F Scott Fitzgerald got the blame for the excesses of the Roaring Twenties. And it's true, he was a boy who loved to party. (Would he have hated the verbing of 'party' or loved it as an amusing new usage?)
Fitzgerald wrote afterwards, from the viewpoint of the Depression - worse (for the moment) than we are bearing, a time when it was not unusual to go hungry and, if you were lucky, to queue for a meagre bowl of vegetable soup, a time when my great-uncle Cecil, son of a Dublin solicitor, tried to cross from the US into Canada, listing his profession as 'labourer' and his means as 'destitute', and was turned back, and shortly died in a fall in the mountains.
Fitzgerald remembered the Twenties as a time that was not all bad.

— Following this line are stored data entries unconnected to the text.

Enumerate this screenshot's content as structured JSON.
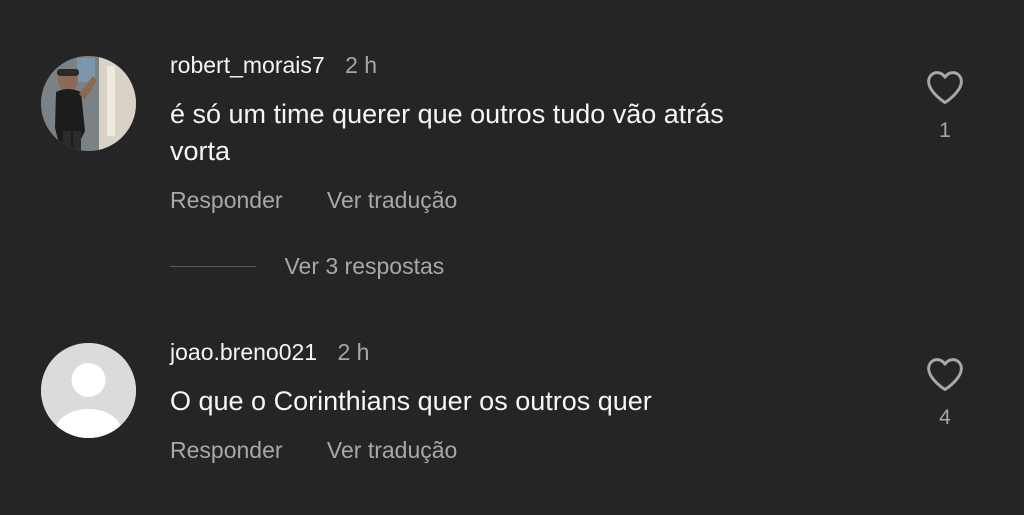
{
  "comments": [
    {
      "username": "robert_morais7",
      "time": "2 h",
      "text_line1": "é só um time querer que outros tudo vão atrás",
      "text_line2": "vorta",
      "reply_label": "Responder",
      "translate_label": "Ver tradução",
      "likes": "1",
      "avatar": "profile-photo"
    },
    {
      "username": "joao.breno021",
      "time": "2 h",
      "text_line1": "O que o Corinthians quer os outros quer",
      "reply_label": "Responder",
      "translate_label": "Ver tradução",
      "likes": "4",
      "avatar": "default-avatar"
    }
  ],
  "replies_toggle": "Ver 3 respostas",
  "icons": {
    "like": "heart-outline-icon"
  },
  "colors": {
    "background": "#252525",
    "primary_text": "#f5f5f5",
    "secondary_text": "#a8a8a8"
  }
}
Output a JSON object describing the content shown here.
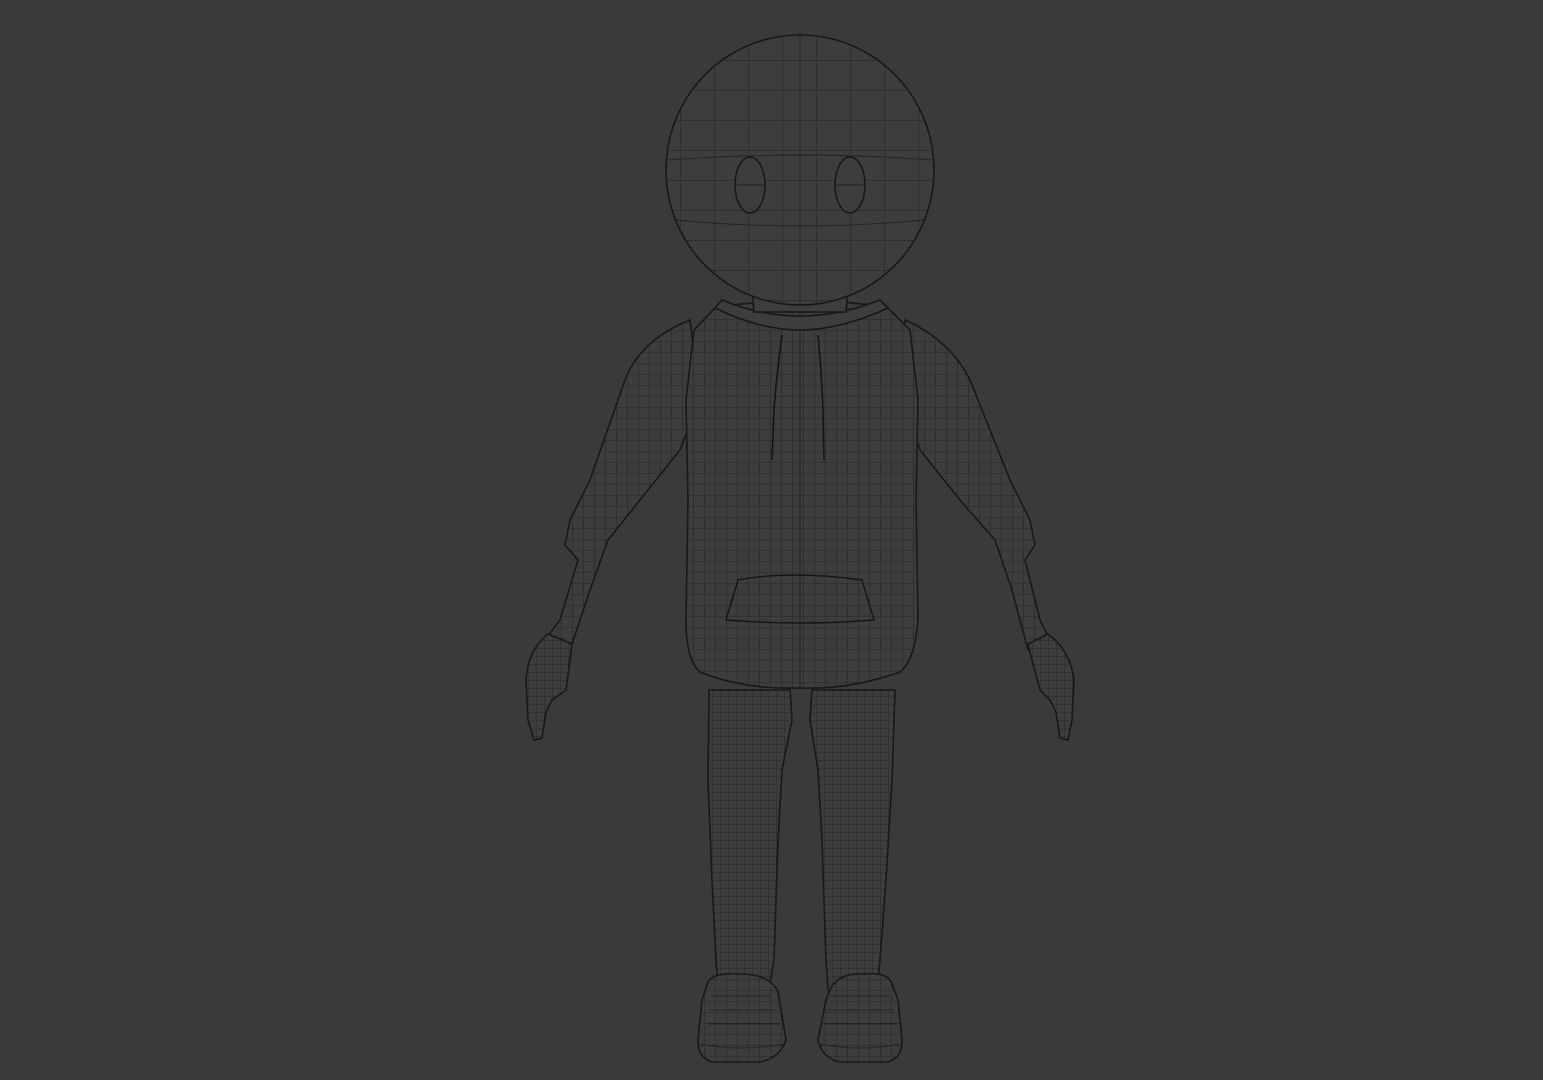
{
  "viewport": {
    "background_color": "#3a3a3a",
    "wire_color": "#1c1c1c",
    "shading": "wireframe",
    "view": "front",
    "model": {
      "pose": "A-pose",
      "parts": [
        "head",
        "eyes",
        "hoodie",
        "drawstrings",
        "front-pocket",
        "arms",
        "hands",
        "legs",
        "sneakers"
      ]
    }
  }
}
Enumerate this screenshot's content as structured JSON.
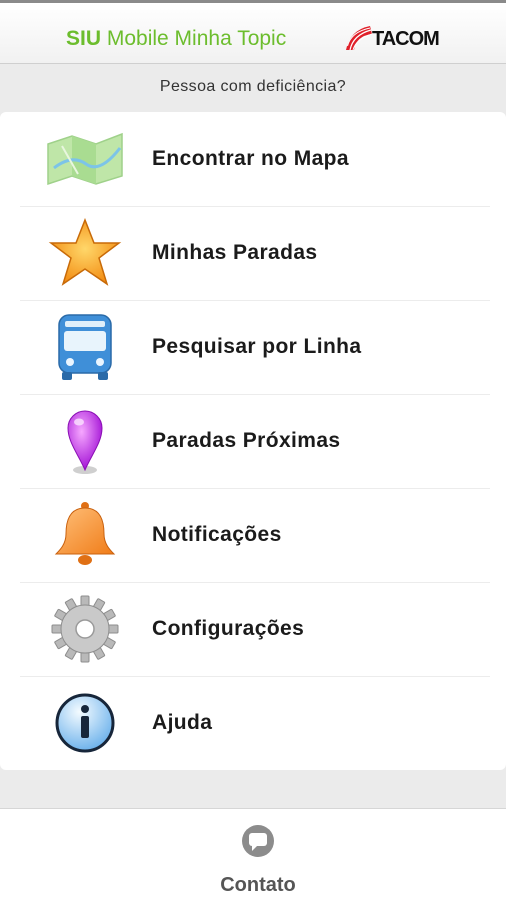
{
  "header": {
    "title_strong": "SIU",
    "title_rest": " Mobile Minha Topic",
    "brand_logo_text": "TACOM"
  },
  "accessibility_link": "Pessoa com deficiência?",
  "menu": {
    "items": [
      {
        "label": "Encontrar no Mapa",
        "icon": "map-icon"
      },
      {
        "label": "Minhas Paradas",
        "icon": "star-icon"
      },
      {
        "label": "Pesquisar por Linha",
        "icon": "bus-icon"
      },
      {
        "label": "Paradas Próximas",
        "icon": "map-pin-icon"
      },
      {
        "label": "Notificações",
        "icon": "bell-icon"
      },
      {
        "label": "Configurações",
        "icon": "gear-icon"
      },
      {
        "label": "Ajuda",
        "icon": "info-icon"
      }
    ]
  },
  "footer": {
    "contact_label": "Contato",
    "contact_icon": "chat-bubble-icon"
  },
  "colors": {
    "brand_green": "#6cbd2d",
    "logo_red": "#e0202a",
    "menu_text": "#1b1b1b"
  }
}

"There were so many good things," he wrote. (I quote from Matthew Bruccoli's superb biography, Some Sort of Epic Grandeur.) "These eyes have been hallowed by watching a man order champagne for his two thousand guests, by listening while a woman ordered a whole staircase from the greatest sculptor in the world, by seeing a man tear up a good check for eight hundred thousand dollars."
Fitzgerald, a party animal who made the rock stars of the 1960s look like amateurs, wrote: "It is our custom now to look back ourselves on the boom days with a disapproval that approaches horror. But it had its virtues, that old boom. Life was a great deal larger and gayer for most people, and the stampede to the Spartan virtues in times of war and famine shouldn't make us too dizzy to remember its hilarious glory."